Bicicletas rodam 1.300 km contra chuvas e enchentes na periferia de SP
Projeto acontece na zona leste, na região do Jardim Lapenna, quebrada na várzea do rio Tietê, que sempre alaga no verão
Bike Som tem mulheres rodando cinco horas por dia durante a semana para fazer alertas climáticos e conscientização ambiental. Também convoca moradores para reuniões do bairro, faz propaganda de comércios locais, divulga literatura e distribui alimentos das hortas comunitárias. Projeto acontece na região de São Miguel Paulista.
Esqueça a previsão do tempo com mapas e gráficos animados na televisão. No extremo da zona leste paulistana, quem alerta para chuvas, enchentes e problemas climáticos é a Bike Som, bicicleta cargueira com uma caixa de som transitando por becos e vielas de terra e lama. Somente neste ano, percorreu 1.300 quilômetros.
Trata-se de uma das atividades da Ciclolog, que também distribui livros, verduras e legumes de hortas comunitárias. Diante da crise ambiental e das chuvas de verão, a Bike Som veicula alertas, orientações de como evacuar nas enchentes, faz propaganda do comércio local, convoca para reuniões na região do córrego do Jacuí, entre outras atividades.

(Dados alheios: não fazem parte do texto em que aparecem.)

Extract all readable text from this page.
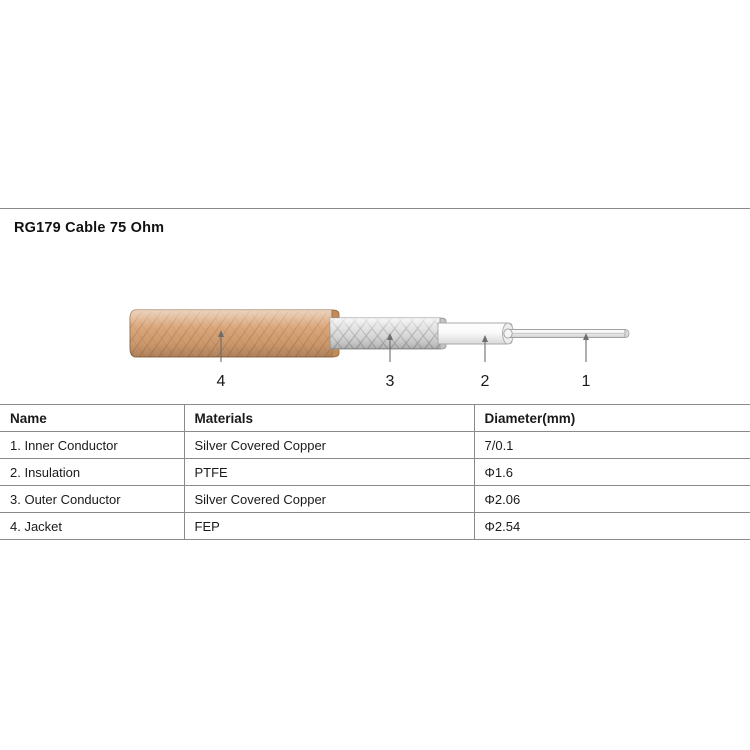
RG179 Cable 75 Ohm
4	3	2	1
Name	Materials	Diameter(mm)
1. Inner Conductor	Silver Covered Copper	7/0.1
2. Insulation	PTFE	Φ1.6
3. Outer Conductor	Silver Covered Copper	Φ2.06
4. Jacket	FEP	Φ2.54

“Deixe os documentos importantes protegidos em locais altos e de fácil acesso para pegar em uma possível evacuação”, diz a mensagem sonora da Ciclo Ambiental Rádio Favela. Duas bicicletas pilotadas por mulheres da região, a maioria pretas, percorrem o Jardim Lapenna, Vila Nair, Gabi, além do Baixo Lapenna, a última área ocupada do território. “É a quebrada das quebradas”, diz Everton da Silva Oliveira, coordenador do projeto.
As bicicletas circulam cinco horas por dia, durante a semana. “A gente conscientiza, ensina, não sabíamos o que era racismo ambiental. Quando eu não passo, o pessoal pergunta. Virou corriqueiro, falamos a língua da comunidade, eles se sentem pertencentes, querem precisam e gostam”, diz Gisele Fernanda Amâncio da Silva, divulgadora da Bike Som.
É tipo rádio, mas com linguagem e pautas da quebrada
Os 1.300 quilômetros percorridos em 2024 pelas bicicletas do projeto deixaram de emitir 2.184 toneladas de gás carbônico, na comparação com um carro. “Não falamos somente sobre o clima. Vamos nas escolas, chamamos moradores para discutirem problemas da comunidade, é de extrema importância”, diz Maria Edilene Guimarães Roque, divulgadora.
Uma das atividades é o chamamento mensal para a reunião do Plano de Bairro, mobilização que trouxe conquistas para a quebrada, como obras de infraestrutura. “Eu adoro, traz vários assuntos e notícias, como enchentes e mudanças climáticas”, diz Maria Clara Roque dos Santos, de 10 anos, do Jardim Lapenna.
Nathalia Gonçalves de Souza, moradora do Lapenna de Baixo, perdeu tudo em enchentes, sem saber o que responder ao filho diante da tragédia. Segundo ela, o potencial da Bike Som é o mesmo do rádio, mas com linguagem e pautas da comunidade. “A informação vem até você. Eles passam, orientam, a gente escuta e não precisa parar de fazer as coisas em casa”.
Dados positivos contra a crise climática
A Ciclolog era um coletivo que virou negócio de comunicação ciclologística sustentável e periférica. A postura sustentável começa no próprio projeto, incluindo mulheres do território, com remuneração e horas de trabalho dignas.
Os relatórios de prestação de contas mostram dados relevantes. Atuando na região de São Miguel Paulista, a Bike Som percorreu 1.650 quilômetros em 2023, distância registrada pelo aplicativo Strava.
A Bike Literária, que começou na pandemia emprestando livros da biblioteca do Galpão ZL, já entregou mais de 3 mil livros. A pessoa interessada manda uma mensagem de WhatsApp, o entregador leva e depois recolhe as obras.
Neste ano, distribuíram a biografia em quadrinhos do padre Ticão, importante liderança comunitária da zona leste, que morreu em 2021.
A Bike Horta, que recolhe e distribui legumes e verduras de cultivos comunitários da região, além de trabalhar com compostagem, percorreu a maior distância entre os projetos da Ciclolog até agora: 7.800 quilômetros.